During his 25-year reign at the helm of Hezbollah, Imad Mughniyeh was far from being an innocent bystander. Fiercely intelligent, he turned a small militia in southern Lebanon into the only force that inflicted a military defeat on Israel. His achievements were so remarkable that Robert Baer, a former CIA agent who spent years tracking him, described Mughniyeh as “probably the smartest, most capable operative we’ve ever run across.”

Yet, while he became a legendary figure in the fight against Israel, Imad Mughniyeh employed means of immense violence to achieve his goals. He was accused of masterminding the deadliest attacks in the region. He was suspected of being behind the attacks on Israelis in Tyre in 1983 and 1982 (75 dead), the US Marines headquarters in Beirut (241 killed), and the “Drakkar” attack in 1983 (58 killed French paratroopers). He was also linked to the bombing of the Jewish cultural center in Buenos Aires in 1994, which killed 85 people and injured hundreds. His name was associated with the kidnapping and assassination of Western hostages, including the CIA chief in Beirut, William Buckley, and the French sociologist, Michel Seurat.

These acts of immense barbarity unfortunately did not stand out amidst the pervasive violence in the Middle East. These acts may seem monstrous and terrorist to us because they are perpetrated outside the banner of a respectable state.

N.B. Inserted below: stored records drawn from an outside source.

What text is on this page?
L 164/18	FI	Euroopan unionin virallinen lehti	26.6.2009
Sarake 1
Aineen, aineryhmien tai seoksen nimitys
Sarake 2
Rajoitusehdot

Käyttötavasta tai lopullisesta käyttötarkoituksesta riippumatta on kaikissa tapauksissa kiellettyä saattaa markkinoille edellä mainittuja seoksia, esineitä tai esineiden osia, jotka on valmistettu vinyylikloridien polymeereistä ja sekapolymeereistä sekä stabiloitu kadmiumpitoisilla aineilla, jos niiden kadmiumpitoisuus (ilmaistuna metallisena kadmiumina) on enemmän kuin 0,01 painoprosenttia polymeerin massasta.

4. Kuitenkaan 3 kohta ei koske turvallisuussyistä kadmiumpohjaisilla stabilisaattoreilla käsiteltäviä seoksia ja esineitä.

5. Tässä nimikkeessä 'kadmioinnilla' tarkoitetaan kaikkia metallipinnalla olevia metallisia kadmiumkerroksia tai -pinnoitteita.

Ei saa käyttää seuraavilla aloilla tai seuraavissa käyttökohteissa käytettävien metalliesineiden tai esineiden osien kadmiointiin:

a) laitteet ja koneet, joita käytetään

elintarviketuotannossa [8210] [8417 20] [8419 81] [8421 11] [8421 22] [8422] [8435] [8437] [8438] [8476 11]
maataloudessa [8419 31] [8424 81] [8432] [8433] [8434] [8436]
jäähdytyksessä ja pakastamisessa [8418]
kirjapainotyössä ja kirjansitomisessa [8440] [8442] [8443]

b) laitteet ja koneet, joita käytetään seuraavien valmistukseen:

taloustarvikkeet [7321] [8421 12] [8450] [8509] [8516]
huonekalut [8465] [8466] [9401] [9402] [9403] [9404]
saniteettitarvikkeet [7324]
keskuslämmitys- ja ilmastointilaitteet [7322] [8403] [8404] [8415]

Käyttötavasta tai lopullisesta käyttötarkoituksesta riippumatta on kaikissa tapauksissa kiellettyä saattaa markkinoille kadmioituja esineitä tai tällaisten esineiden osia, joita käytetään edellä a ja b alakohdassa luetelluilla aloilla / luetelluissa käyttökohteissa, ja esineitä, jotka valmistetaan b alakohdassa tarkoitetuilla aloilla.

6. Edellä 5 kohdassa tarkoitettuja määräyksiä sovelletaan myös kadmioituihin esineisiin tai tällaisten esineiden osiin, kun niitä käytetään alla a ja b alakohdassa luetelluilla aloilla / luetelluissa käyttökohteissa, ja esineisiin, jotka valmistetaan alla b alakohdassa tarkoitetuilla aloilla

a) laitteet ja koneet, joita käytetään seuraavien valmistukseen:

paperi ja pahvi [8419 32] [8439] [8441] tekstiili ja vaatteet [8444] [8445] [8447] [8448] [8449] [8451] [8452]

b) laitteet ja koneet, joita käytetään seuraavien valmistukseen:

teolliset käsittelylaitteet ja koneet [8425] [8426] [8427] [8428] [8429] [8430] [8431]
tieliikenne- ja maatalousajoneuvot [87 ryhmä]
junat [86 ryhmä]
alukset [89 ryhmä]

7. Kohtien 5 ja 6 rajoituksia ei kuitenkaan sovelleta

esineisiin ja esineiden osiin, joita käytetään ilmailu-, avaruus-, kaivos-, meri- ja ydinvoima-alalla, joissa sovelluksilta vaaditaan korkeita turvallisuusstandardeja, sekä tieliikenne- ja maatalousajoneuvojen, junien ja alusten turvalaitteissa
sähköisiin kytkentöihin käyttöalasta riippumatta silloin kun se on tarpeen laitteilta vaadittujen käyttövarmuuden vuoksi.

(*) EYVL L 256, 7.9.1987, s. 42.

When a regular army carries out a bombing that takes the lives of hundreds of civilians, the term “terrorist” is rarely used. This is precisely why the status quo on the recognition of a Palestinian state persists. If a Palestinian state were to emerge, it would enjoy sovereignty in defense, no longer tarnished by guerrilla tactics.

Imad Mughniyeh embraced this “bad” reputation. Yet, as his actions filled the press columns, he remained a ghost. So spectral was he that he became the main subject of a documentary series by Showtime in 2023, titled “Ghosts of Beirut.”

Throughout his life, Imad Mughniyeh remained a mystery. Elusive, everyone knew him by his alias “Hajj Radwan,” yet very few had the opportunity to look him in the eyes.

“We gathered intelligence on him, but the closer we got, the less information we gleaned — no weaknesses, no women, money, drugs — nothing,” revealed David Barkay, a former major in the Israeli military intelligence unit 504, who was responsible for the Mughniyeh file.

Under the direction of Meir Dagan, the head of Mossad in 2002, the noose tightened around Mughniyeh. Having lost two brothers in a car bomb explosion in Beirut, Imad became scarce.

To achieve his legend, a hero needs blood, his own. He fulfilled his fateful destiny on February 12, 2008. At the moment of the final detonation, Imad Mughniyeh became a martyr.

His entire life was a prelude to this precise moment. Stricken by the double curse of violence and heroism, Imad devoted himself wholeheartedly to his homeland and to the homeland denied to others. Nevertheless, in 2022, Lebanon and Palestine are but ruins and desolation. It echoes Bertolt Brecht’s phrase, “Unhappy is the land that needs a hero.”